Algumas soluções para o cenário atual que, na nossa visão, merecem ser refletidas, são:

  1. Separação do uso do fio e da venda de energia. Um desses exemplos, ainda em fase de desenvolvimento, são os sandboxes tarifários, projetos criados pela Agência Nacional de Energia Elétrica (Aneel) para testes de novas modalidades tarifárias ou formas de faturamento, frente à necessidade de modernização das tarifas.

  1. Possibilidade de oferta de outros serviços. Ainda é de se pensar quais os potenciais serviços e como isso afetará os contratos de concessão, em vias de renovação.

  1. Supridor de última instância. Segregar o atual contrato em duas concessões, uma para utility e outra para supridor de última instância.

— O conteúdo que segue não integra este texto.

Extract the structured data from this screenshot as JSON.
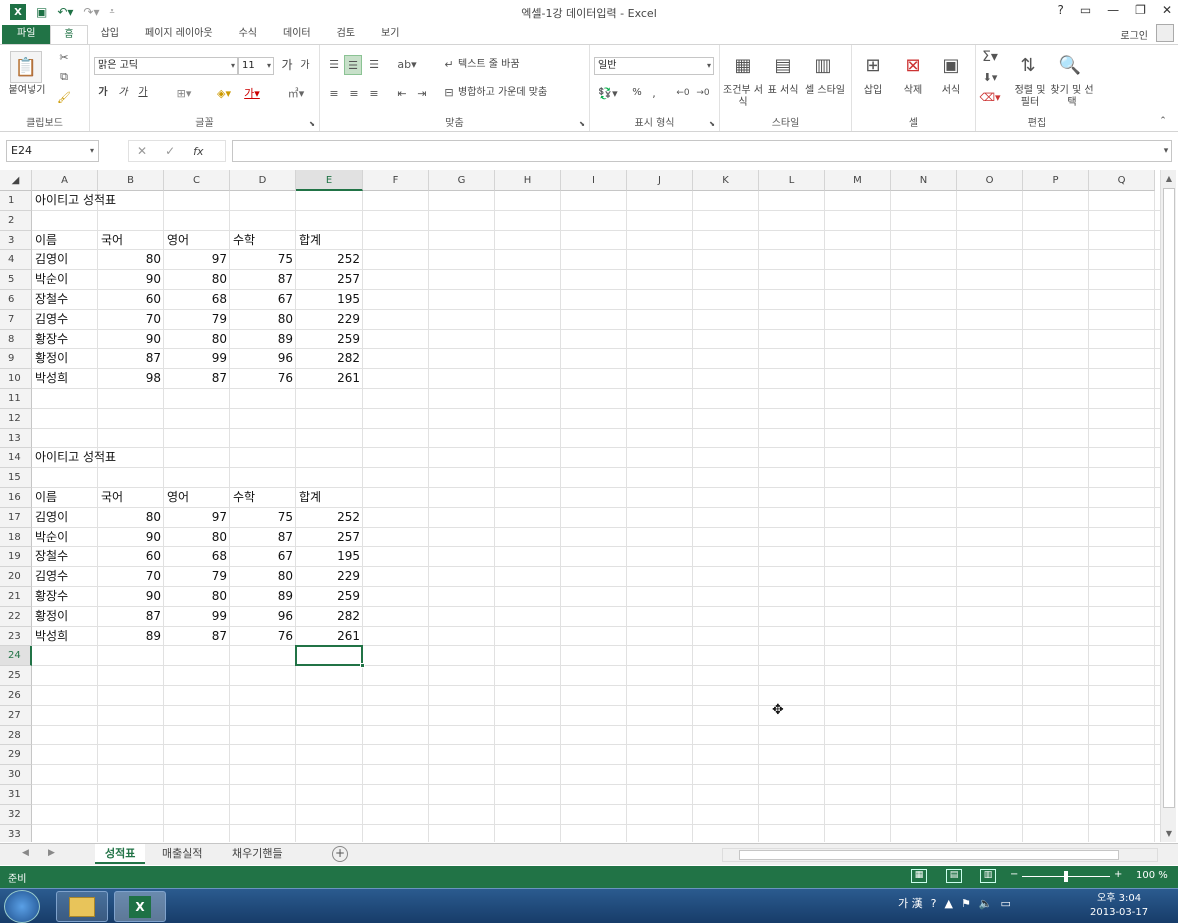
{
  "window": {
    "title": "엑셀-1강 데이터입력 - Excel",
    "help": "?",
    "min": "—",
    "restore": "❐",
    "close": "✕"
  },
  "tabs": [
    "파일",
    "홈",
    "삽입",
    "페이지 레이아웃",
    "수식",
    "데이터",
    "검토",
    "보기"
  ],
  "active_tab": "홈",
  "login": "로그인",
  "ribbon": {
    "clipboard": {
      "paste": "붙여넣기",
      "label": "클립보드"
    },
    "font": {
      "family": "맑은 고딕",
      "size": "11",
      "label": "글꼴",
      "bold": "가",
      "italic": "가",
      "underline": "가",
      "grow": "가",
      "shrink": "가"
    },
    "align": {
      "wrap": "텍스트 줄 바꿈",
      "merge": "병합하고 가운데 맞춤",
      "label": "맞춤"
    },
    "number": {
      "format": "일반",
      "label": "표시 형식",
      "percent": "%"
    },
    "styles": {
      "cond": "조건부 서식",
      "table": "표 서식",
      "cell": "셀 스타일",
      "label": "스타일"
    },
    "cells": {
      "insert": "삽입",
      "delete": "삭제",
      "format": "서식",
      "label": "셀"
    },
    "edit": {
      "sort": "정렬 및 필터",
      "find": "찾기 및 선택",
      "label": "편집"
    }
  },
  "formula_bar": {
    "name_box": "E24",
    "value": "",
    "fx": "fx"
  },
  "columns": [
    "A",
    "B",
    "C",
    "D",
    "E",
    "F",
    "G",
    "H",
    "I",
    "J",
    "K",
    "L",
    "M",
    "N",
    "O",
    "P",
    "Q"
  ],
  "rows_visible": 33,
  "selected_cell": "E24",
  "sheet": [
    {
      "row": 1,
      "A": "아이티고 성적표"
    },
    {
      "row": 3,
      "A": "이름",
      "B": "국어",
      "C": "영어",
      "D": "수학",
      "E": "합계"
    },
    {
      "row": 4,
      "A": "김영이",
      "B": "80",
      "C": "97",
      "D": "75",
      "E": "252"
    },
    {
      "row": 5,
      "A": "박순이",
      "B": "90",
      "C": "80",
      "D": "87",
      "E": "257"
    },
    {
      "row": 6,
      "A": "장철수",
      "B": "60",
      "C": "68",
      "D": "67",
      "E": "195"
    },
    {
      "row": 7,
      "A": "김영수",
      "B": "70",
      "C": "79",
      "D": "80",
      "E": "229"
    },
    {
      "row": 8,
      "A": "황장수",
      "B": "90",
      "C": "80",
      "D": "89",
      "E": "259"
    },
    {
      "row": 9,
      "A": "황정이",
      "B": "87",
      "C": "99",
      "D": "96",
      "E": "282"
    },
    {
      "row": 10,
      "A": "박성희",
      "B": "98",
      "C": "87",
      "D": "76",
      "E": "261"
    },
    {
      "row": 14,
      "A": "아이티고 성적표"
    },
    {
      "row": 16,
      "A": "이름",
      "B": "국어",
      "C": "영어",
      "D": "수학",
      "E": "합계"
    },
    {
      "row": 17,
      "A": "김영이",
      "B": "80",
      "C": "97",
      "D": "75",
      "E": "252"
    },
    {
      "row": 18,
      "A": "박순이",
      "B": "90",
      "C": "80",
      "D": "87",
      "E": "257"
    },
    {
      "row": 19,
      "A": "장철수",
      "B": "60",
      "C": "68",
      "D": "67",
      "E": "195"
    },
    {
      "row": 20,
      "A": "김영수",
      "B": "70",
      "C": "79",
      "D": "80",
      "E": "229"
    },
    {
      "row": 21,
      "A": "황장수",
      "B": "90",
      "C": "80",
      "D": "89",
      "E": "259"
    },
    {
      "row": 22,
      "A": "황정이",
      "B": "87",
      "C": "99",
      "D": "96",
      "E": "282"
    },
    {
      "row": 23,
      "A": "박성희",
      "B": "89",
      "C": "87",
      "D": "76",
      "E": "261"
    }
  ],
  "sheet_tabs": [
    "성적표",
    "매출실적",
    "채우기핸들"
  ],
  "active_sheet": "성적표",
  "status": {
    "ready": "준비",
    "zoom": "100 %"
  },
  "taskbar": {
    "ime": "가 漢",
    "time": "오후 3:04",
    "date": "2013-03-17"
  },
  "colors": {
    "accent": "#217346"
  }
}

  1. Modicidade tarifária e desenhos institucionais de alternativas regulatórias e contratuais. Devemos simplesmente impor nova tarifa a todos os clientes, ou permitiremos que as distribuidoras ofereçam novos serviços sem que necessariamente parte da receita seja revertida para modicidade tarifária? Como parte do custo do desenvolvimento das atividades por essas empresas, poderíamos pensar em modelo regulatório no qual determinadas atividades seriam passíveis de execução sem que houvesse a necessidade de sua reversão para a modicidade tarifária. em termos de modelo, tal aspecto já estaria previsto no contrato de concessão, embasado em estudos técnicos e econômico-financeiros que embasam a concessão (Lei 8.987/1995, art. 5º), com informações claras a usuários, agentes de mercado e empresas interessadas ou responsáveis pela exploração das atividades.

Em termos gerais, o que se percebe é que existem questões cruciais para todo o setor, que passam pelo desenho das concessões de distribuição, e simplesmente renová-las sem prepará-las para o futuro, em que sequer podemos saber quais serviços existirão, é uma grande perda de oportunidade para o segmento. A realidade é que, em breve, poderemos estar discutindo (inclusive perante o Poder Judiciário) o reequilíbrio econômico-financeiro das concessões outorgadas às distribuidoras em razão de não termos aproveitado as oportunidades para avançarmos em aspectos urgentes para o setor elétrico neste momento. 


Mário Saadi é sócio das áreas de Direito Público, Infraestrutura e Pro Bono do Cescon Barrieu. É doutor em Direito do Estado pela USP, mestre em Direito Administrativo pela PUC-SP e bacharel em Direito pela FGV-SP. Professor de cursos de pós-graduação em Direito na FGV (SP e RJ). Autor de 6 livros e mais de 70 artigos envolvendo temas de Direito Administrativo.

Yasmin Yazigi de Conto é advogada associada da área de energia do Cescon Barrieu. Formada em Direito pela USP, cursa MBA na mesma universidade em Gestão de Riscos na Comercialização de Energia.